Apparatus and methods for the forge welding together of a pair of metal parts or the edge portions of a single part folded to form a tube in which the surface portions of the metal part or parts to be welded together are advanced toward a weld point with a gap therebetween are heated by high frequency electrical currents supplied to the surfaces by way of contacts at opposite sides of the gap and contacting the metal part or parts in advance of the weld point are well known in the art. See, for example, U.S. Pat. Nos. 2,821,619; 2,873,353; 2,886,691; 2,898,440; 2,992,319; 3,047,712; 3,056,882; 3,375,344; 3,391,267 and 4,241,284 which are incorporated herein by reference.
In the high frequency prior art heating apparatus, the downstream edges of the contacts extend at substantially 90.degree. to the paths of advance of the metal to be heated. In addition, the contacts are tilted so that only a small portion of the contact faces adjacent to the downstream edges contacts the metal to be heated. Thus, there is a very high current density at such portions of the contact faces. In addition, as will be further explained hereinafter, with high frequency currents and with the downstream edges of the contacts extending at 90.degree. with respect to the path of the metal to be heated, a large proportion of the current leaves the contacts at the portions of the contact face nearest the heating current path in the metal. Therefore, the current density at the portions of the contact faces nearest the heating current path in the metal is much higher than elsewhere at the current faces.
The use of high frequency electrical currents, i.e. currents of a frequency of 10 KHz and higher, and particularly of 400 KHz and higher, for the heating of the surfaces to be welded together has certain well-known advantages as compared to the use of direct currents or currents of 500 Hz or lower. For example, "skin effect" causes most of the current to flow at the surface of a part where it is most useful, and such effect increases with frequency. Furthermore, the surfaces contacted by the contacts need not be clean, e.g. they can have scale or oxides thereon.

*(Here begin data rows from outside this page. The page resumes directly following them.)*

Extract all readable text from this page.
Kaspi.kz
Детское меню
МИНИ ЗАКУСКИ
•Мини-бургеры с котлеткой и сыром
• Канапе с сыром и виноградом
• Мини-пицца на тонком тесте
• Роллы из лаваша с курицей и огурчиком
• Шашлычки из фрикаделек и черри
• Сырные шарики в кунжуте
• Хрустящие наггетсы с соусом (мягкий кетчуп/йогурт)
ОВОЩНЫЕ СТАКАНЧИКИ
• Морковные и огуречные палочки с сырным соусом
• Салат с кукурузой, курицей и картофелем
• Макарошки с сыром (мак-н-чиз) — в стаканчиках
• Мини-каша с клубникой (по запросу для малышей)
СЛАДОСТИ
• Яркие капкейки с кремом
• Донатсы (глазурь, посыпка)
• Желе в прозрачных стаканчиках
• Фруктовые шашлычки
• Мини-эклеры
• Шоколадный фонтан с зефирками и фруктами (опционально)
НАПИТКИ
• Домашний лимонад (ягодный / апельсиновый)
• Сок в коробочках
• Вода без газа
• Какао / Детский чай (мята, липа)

When direct currents or low frequency currents, i.e. 500 Hz or less are used, there is little skin effect. In addition, the current path, when proximity effect is not involved, is determined primarily by the resistance of the path because the inductive reactance of the current paths is zero or small. Thus, the current density per unit area of the face of the contact which contacts the part is substantially uniform. Accordingly, to decrease the current density, one merely has to increase the contact area.
Current density where the contact engages the metal part is important in at least two respects. Thus, if the density is too high, undesirable melting of the metal can occur in the area of contact or close thereto. Such melting is not desirable for forge welding because it defaces the metal and can cause hardening of the metal by self-quenching after it cools. Even if there is no melting, the metal can become discolored, have bum marks, cause self-quenched hardened areas or melt metal of the contacts onto the metal part which contact metal must be removed.
In actual practice with high frequency currents, the current can be several thousands of amperes with welding speeds, i.e. advancing speed, of 25-500 ft/min. It has been found that with such large currents, and hence, a high contact current density, the problems mentioned hereinbefore have been encountered but have been tolerated for some purposes because of the production speeds available.
Because of various pieces of equipment needed for mechanical reasons, e.g. forming rolls, forge welding pressure rolls, etc., the space available for the contacts and their mountings is limited. However, while increasing the size of the contacting face of the contacts causes some improvement with high frequency currents, there is a need for further improvement. Even with an increase of the size of the contacting face and high frequency currents, most of the current concentrates at the portion of the face nearest the metal surface to be heated and particularly, at the downstream corner nearest the surface being heated.